Une ponction de 60 M€ supplémentaires sur les réserves du FEH
Le site d’information hospitalière pointe ainsi une augmentation de 60 M€ de la ponction sur les réserves du Fonds pour l’emploi hospitalier (FEH) (qui passe de 90 à 150 M€). "Ce prélèvement supplémentaire décidé sur le FEH devrait à nouveau agacer les hospitaliers, FHF comme syndicats, déjà extrêmement remontés contre le Gouvernement et le fait qu’il n’annule pas sa ponction de 300 M€ sur les réserves de l’Association nationale pour la formation permanente des personnels hospitaliers (ANFH) ", prévient Hospimedia, soulignant que "pour l’opposition, ces diverses ponctions ne sont qu’un tour de passe-passe budgétaire" et de "la tuyauterie" pour contenir l’objectif national des dépenses d’assurance maladie (Ondam).

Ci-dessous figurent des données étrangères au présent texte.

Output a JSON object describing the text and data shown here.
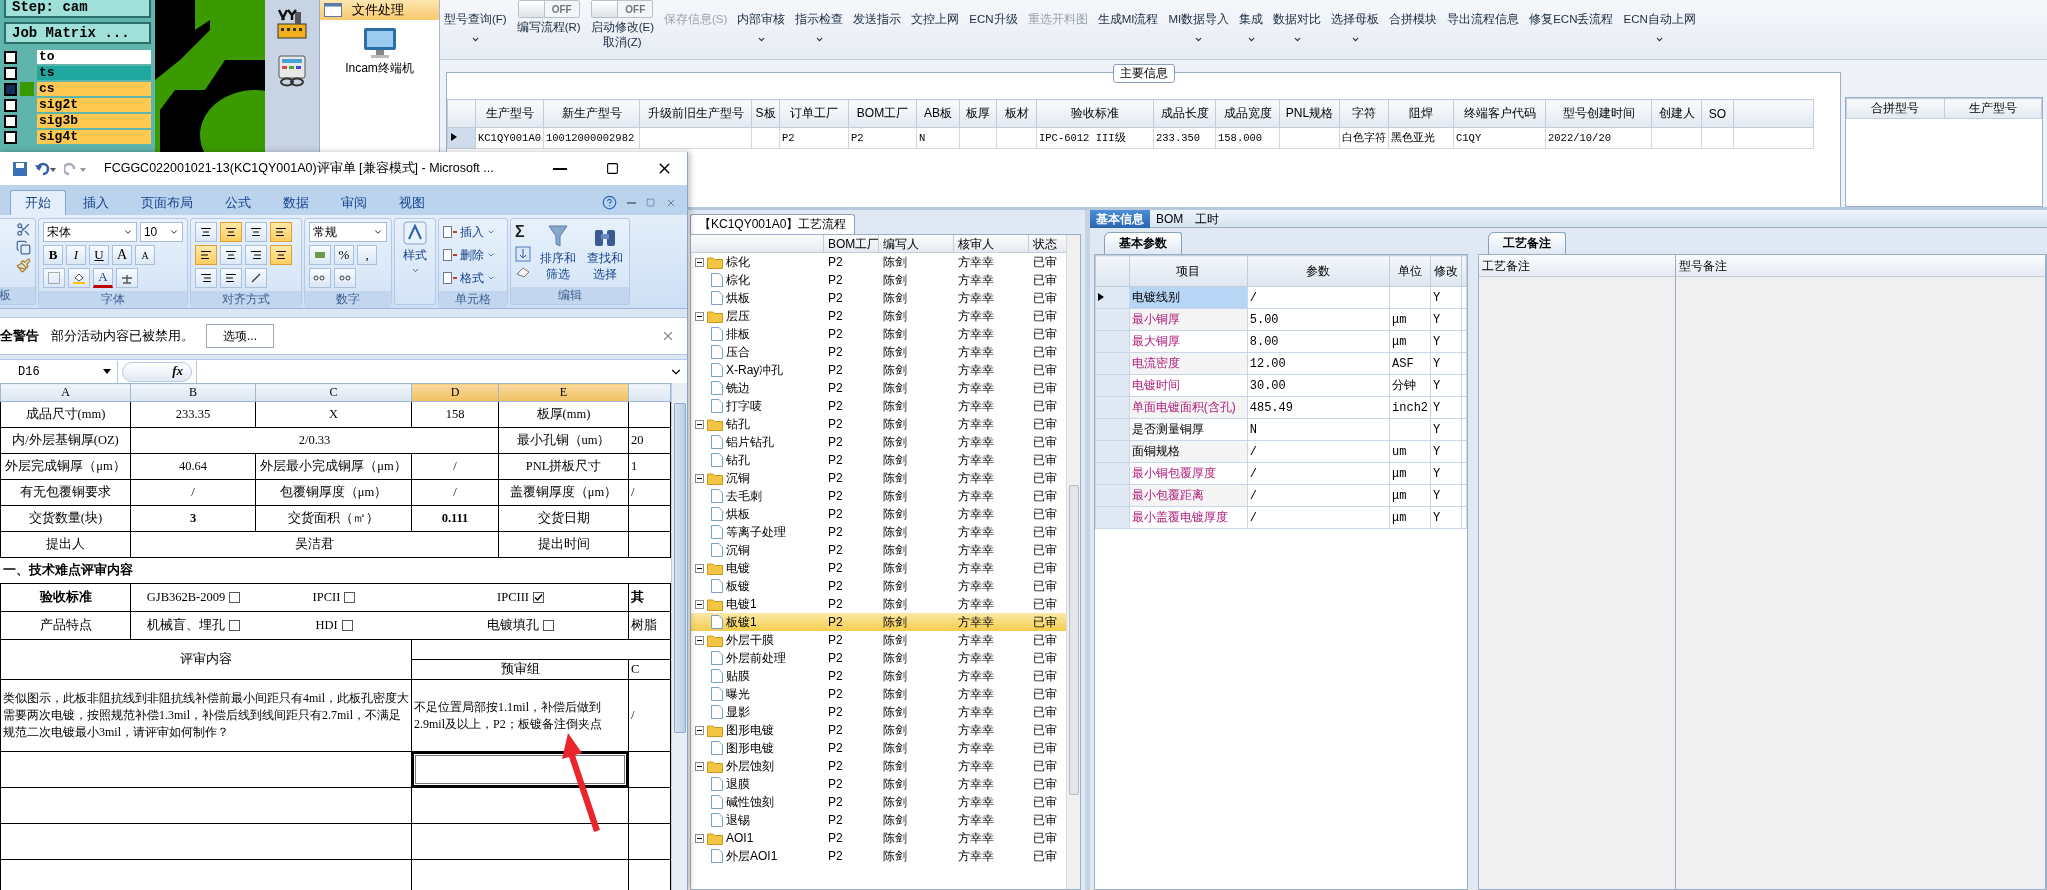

Le Quotidien du Médecin signale plus particulièrement, pour sa part, que "le tiers payant généralisé, abrogé par les sénateurs, a été logiquement réinstauré" et que le texte concernant la protection maternité, étendu par les sénateurs, a été ramené par les députés à sa rédaction initiale " réservant cette aide de 3 000 euros par mois aux seuls professionnels aux tarifs opposables ou maîtrisés".
Le texte retourne au Sénat ce jeudi 1er décembre avant d’être de nouveau soumis à l’Assemblée nationale pour une version définitive.